Only a mono-layer of cells should be deposited, so spread them out evenly. Let the stencil sit undisturbed for five minutes, so the cells can settle. Then, carefully transfer the loaded stencils to a incubator, keeping the dishes level throughout the transfer.
Let the cells attach to the stencils over an hour-long incubation. After the cells have been allowed to attach, examine them under a microscope to ensure that they did so properly. Transfer the stencil back to the hood, and aspirate the unattached cells off the stencil.
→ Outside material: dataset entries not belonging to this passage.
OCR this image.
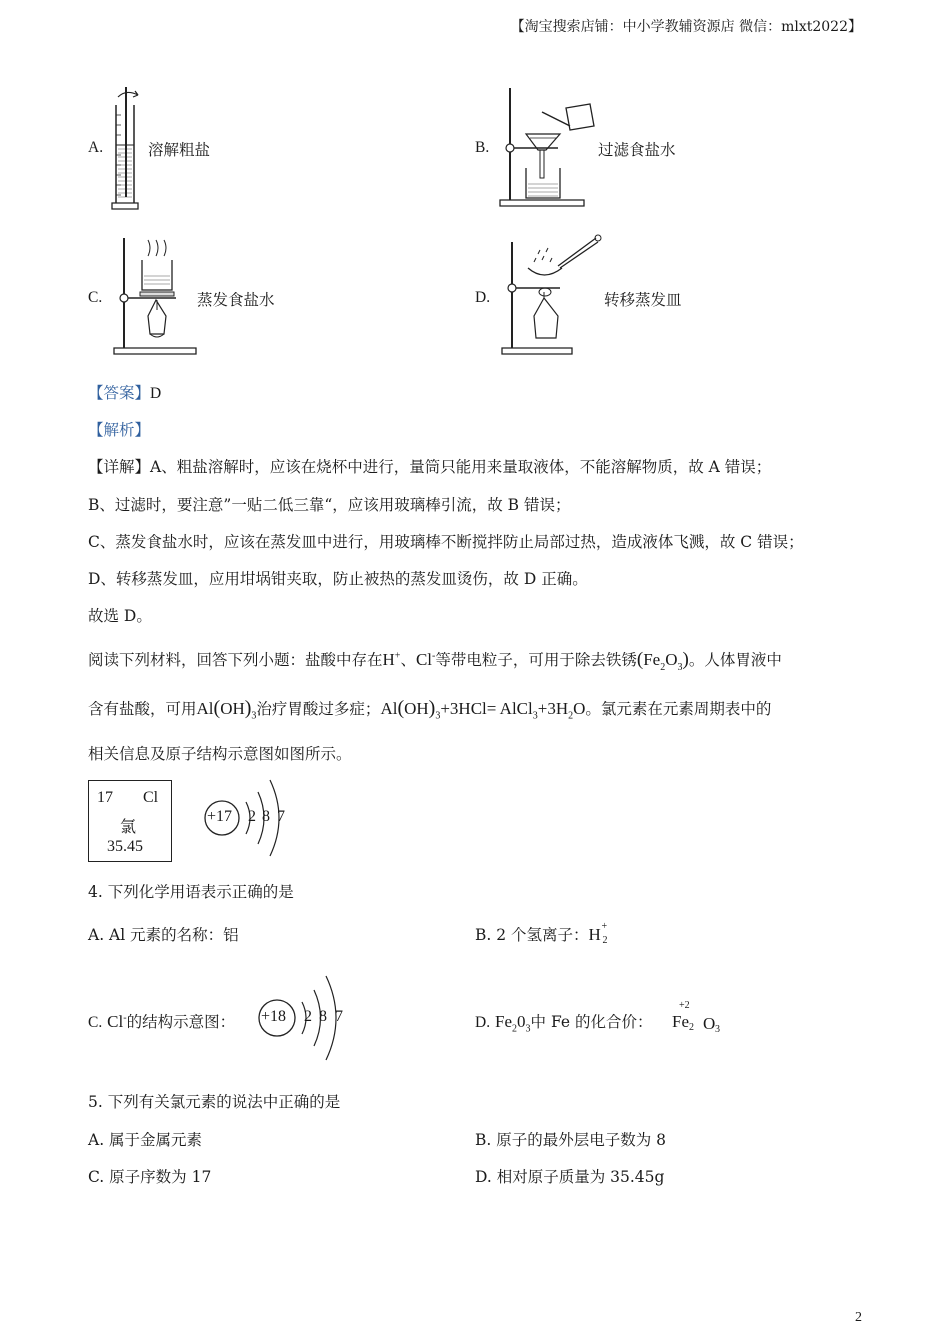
【淘宝搜索店铺：中小学教辅资源店 微信：mlxt2022】
A.	溶解粗盐	B.	过滤食盐水
C.	蒸发食盐水	D.	转移蒸发皿
【答案】D
【解析】
【详解】A、粗盐溶解时，应该在烧杯中进行，量筒只能用来量取液体，不能溶解物质，故 A 错误；
B、过滤时，要注意”一贴二低三靠“，应该用玻璃棒引流，故 B 错误；
C、蒸发食盐水时，应该在蒸发皿中进行，用玻璃棒不断搅拌防止局部过热，造成液体飞溅，故 C 错误；
D、转移蒸发皿，应用坩埚钳夹取，防止被热的蒸发皿烫伤，故 D 正确。
故选 D。
阅读下列材料，回答下列小题：盐酸中存在H+、Cl-等带电粒子，可用于除去铁锈$(Fe_2O_3)$。人体胃液中
含有盐酸，可用$Al(OH)_3$治疗胃酸过多症；$Al(OH)_3+3HCl=$ $AlCl_3+3H_2O$。氯元素在元素周期表中的
相关信息及原子结构示意图如图所示。
17 Cl
氯
35.45
+17 2 8 7
4. 下列化学用语表示正确的是
A. Al 元素的名称：铝	B. 2 个氢离子：H +
2
C. Cl-的结构示意图： +18 2 8 7	D. $Fe_20_3$中 Fe 的化合价：
+2
Fe 2 O 3
5. 下列有关氯元素的说法中正确的是
A. 属于金属元素	B. 原子的最外层电子数为 8
C. 原子序数为 17	D. 相对原子质量为 35.45g
2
Next, add two milliliters of 0.5%compatible non-ionic surfactant in DMF12 to the area surrounding the stencil. Swirl the solution around to cover the stencil. Then, use a pair of autoclaved forceps to gently peel the stencil off the dish.
After removing the stencil, inspect the micropatterend cells under a microscope. The non-ionic surfactant prevents these cells from drying out. Let the micropatterend cells incubate in the surfactant-supplemented media solution for 10 minutes at 37 degrees Celsius.
After 10 minutes, aspirate away the solution, and wash the plate with two milliliters of normal DMF12 medium, three times. After the washes, add two milliliters of HESC maintenance medium with rock inhibitor. Once again, inspect the cells to check that the micropatterns have formed properly.
Then, incubate the cells at 37 degrees Celsius overnight. The next day, aspirate the medium, wash the cells once with DMF12, and then, add two milliliters of supplemented differentiation medium, to induce the cells to undergo mesoendoderm differentiation. Later, analyze the results.
The fabrication of the cell stencil using a laser cutter, provided 1000 micron features. The stencil was composed of a thin stenciling sheet with micropatterned through holes, and a PDMS gasket used to contain the cells. Using this tool, micropatterened HESCs were investigated during mesoendoderm differentiation.
H9-HESC colony peripheries have higher integrin adhesions than cells at the colony interior. Thus, the cells differentiate into brachiary T-positive mesoendoderm cells, when induced with activan, BMP4, and FGF2. When such cells were patterned into monolayers of different geometries, geometric and isotropiate right angles and at convex curvatures, led to a local concentration of integrin mediated traction forces, and resulted in increased mesoendoderm differentiation.
T expression intensity at different localities within a single colony showed that the extent of meso endoderm induction was indeed higher in sharp corners of square and rectangular colonies, and at the convex curvatures of a semi-circular arc. This demonstrates that cell adhesion mediated mechanical forces can be modulated using the described method. Before attempting the procedure, it is important to optimize the matrix coating time, the cell digestion and attachment time, for the specific human pluripotent stem cell line that you are working with.